University of Surrey

Surrey Energy Economics Centre (SEEC)


SEEC hosts and/or organises a number of different events.

No SEEC events are currently planned

Some previous events include:

17th May 2017
Paolo Agnolucci & Vincenzo De Lipsis, UCL, ‘Energy Consumption Across UK Industrial Subsectors’.
The importance of considering homogenous economic agents when estimating energy demand functions is recognized in the literature, but so far data availability problems have explained the prevalence of empirical analyses only at an aggregate level. Motivated by the goal of developing the new industrial energy consumption model to be adopted by the UK Department of Business, Energy and Industrial Strategy (BEIS), we propose the first cointegration analysis that provides evidence on energy demand elasticities with respect to economic activity and energy price at a disaggregated industrial level. While the average of our estimates are comparable to those of the existing literature on the industrial sector as a whole, we find that there is considerable heterogeneity in relation to the long-run impact of economic activity and energy price on energy consumption, as well as to the speed with which firms re-adjust their equilibrium demand of energy in response to economic shocks. Moreover, we discover that long-run disequilibria are tackled through altering the level of energy consumption rather than economic activity, a conclusion that has useful implications for policy analysis. As time series for industrial subsectors at the two-digit SIC level with a length similar to the dataset used in this study are increasingly becoming available, we would welcome application of our approach to industrial subsectors in other countries to start building evidence on energy demand elasticities which reflect the structural peculiarities of firms belonging to different industrial subsectors.

10th May 2017
Xiaoyi (Shawn) Mu, University of Dundee, ‘Asymmetric Volatility in Commodity Markets’.
This paper examines the relationship between return volatility and the level of returns in commodity markets. We develop a simple commodity price framework and show that the volatility of price changes can be positively or negatively related to demand shocks depending on the demand and supply elasticities. We empirically examine the behaviour of volatility using both time-series conditional volatility models and monthly realized volatility measures for a range of commodities including agricultural products, energy, industrial metals and precious metals.
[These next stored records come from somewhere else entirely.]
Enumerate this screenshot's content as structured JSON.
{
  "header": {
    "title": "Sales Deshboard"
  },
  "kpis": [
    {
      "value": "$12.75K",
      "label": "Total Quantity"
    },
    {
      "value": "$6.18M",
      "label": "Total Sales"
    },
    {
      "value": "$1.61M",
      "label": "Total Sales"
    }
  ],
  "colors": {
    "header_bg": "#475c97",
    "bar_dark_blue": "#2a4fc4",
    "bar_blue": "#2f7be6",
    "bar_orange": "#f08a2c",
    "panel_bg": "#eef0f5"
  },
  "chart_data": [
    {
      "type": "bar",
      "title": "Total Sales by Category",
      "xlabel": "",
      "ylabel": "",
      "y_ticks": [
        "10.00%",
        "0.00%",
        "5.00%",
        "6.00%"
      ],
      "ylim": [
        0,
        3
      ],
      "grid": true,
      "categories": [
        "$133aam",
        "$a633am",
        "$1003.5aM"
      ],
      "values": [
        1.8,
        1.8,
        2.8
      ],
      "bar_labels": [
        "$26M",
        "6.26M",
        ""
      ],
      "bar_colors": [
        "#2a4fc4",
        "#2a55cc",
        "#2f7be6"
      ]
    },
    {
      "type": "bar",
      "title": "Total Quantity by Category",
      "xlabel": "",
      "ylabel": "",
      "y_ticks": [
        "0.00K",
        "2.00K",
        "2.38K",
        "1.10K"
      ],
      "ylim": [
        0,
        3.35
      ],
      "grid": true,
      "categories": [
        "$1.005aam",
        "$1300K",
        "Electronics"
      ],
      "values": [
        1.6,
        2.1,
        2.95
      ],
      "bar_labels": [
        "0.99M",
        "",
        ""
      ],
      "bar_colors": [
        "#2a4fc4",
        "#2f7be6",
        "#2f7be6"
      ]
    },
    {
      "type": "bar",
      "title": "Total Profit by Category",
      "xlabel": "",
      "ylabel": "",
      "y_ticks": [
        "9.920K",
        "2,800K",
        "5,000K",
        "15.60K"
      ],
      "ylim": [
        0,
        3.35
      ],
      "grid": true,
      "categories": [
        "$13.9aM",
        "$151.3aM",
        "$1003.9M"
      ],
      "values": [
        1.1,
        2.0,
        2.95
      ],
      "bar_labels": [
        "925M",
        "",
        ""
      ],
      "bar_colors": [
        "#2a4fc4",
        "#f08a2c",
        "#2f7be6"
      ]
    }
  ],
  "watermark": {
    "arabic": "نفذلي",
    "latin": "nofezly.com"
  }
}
An “inverse leverage effect” – the conditional volatility is higher following a positive shock -- is found in about half of the daily spot price series. The effect becomes more prevalent when jumps were modelled, but largely disappears in 3-month futures market. Only crude oil is found to exhibit a “leverage effect” – a higher volatility follows a negative shock.

22nd March 2017.
Subhes Bhattacharyya, De Montfort University, ‘Economics of mini-grids for electricity access in developing countries’.
Around 1.2 billion people lacked access to electricity in 2014. Recent initiatives like the SE4ALL and the launch of Sustainable Development Goals with Goal 7.1 specifically on energy access have set a target of ensuring universal energy access by 2030. There is a long tradition of supporting rural electrification by the state and international community and electricity access has often relied on grid extension but it is now recognised that alternative options have to be pursued given the magnitude of the challenge. Alternative solutions come in two generic forms – stand-alone systems and local-grid systems. Various studies suggest that nearly 60% of the additional generation will come from off-grid, a majority of which will be mini-grids. This talk will consider the factors influencing the economics of mini-grid projects and discuss the trends in this emerging market. Support mechanisms and enabling environment to promote mini-grid based electrification will also be considered.

29th March 2017.
Michael Pollitt, University of Cambridge, ‘Restructuring the Chinese Electricity Supply Sector: Lessons from International Experience’.
We begin with a brief background to the current Chinese power market reforms which began with the No.9 Document of March 2015. We introduce 14 different electricity reform elements from international experience. Under each of these reform elements we will discuss: its theoretical significance; general reform experiences with it; and its application in the Chinese context. Our motivation is how China might bring down the industrial price of electricity. We identify four promising sources of price reduction: the introduction of economic dispatch of power plants; rationalisation of electricity transmission and distribution; reduction of high rates of investment; and rebalancing of electricity charges towards residential customers. We conclude with some overall lessons and identify some important points for future research into Chinese power market reform.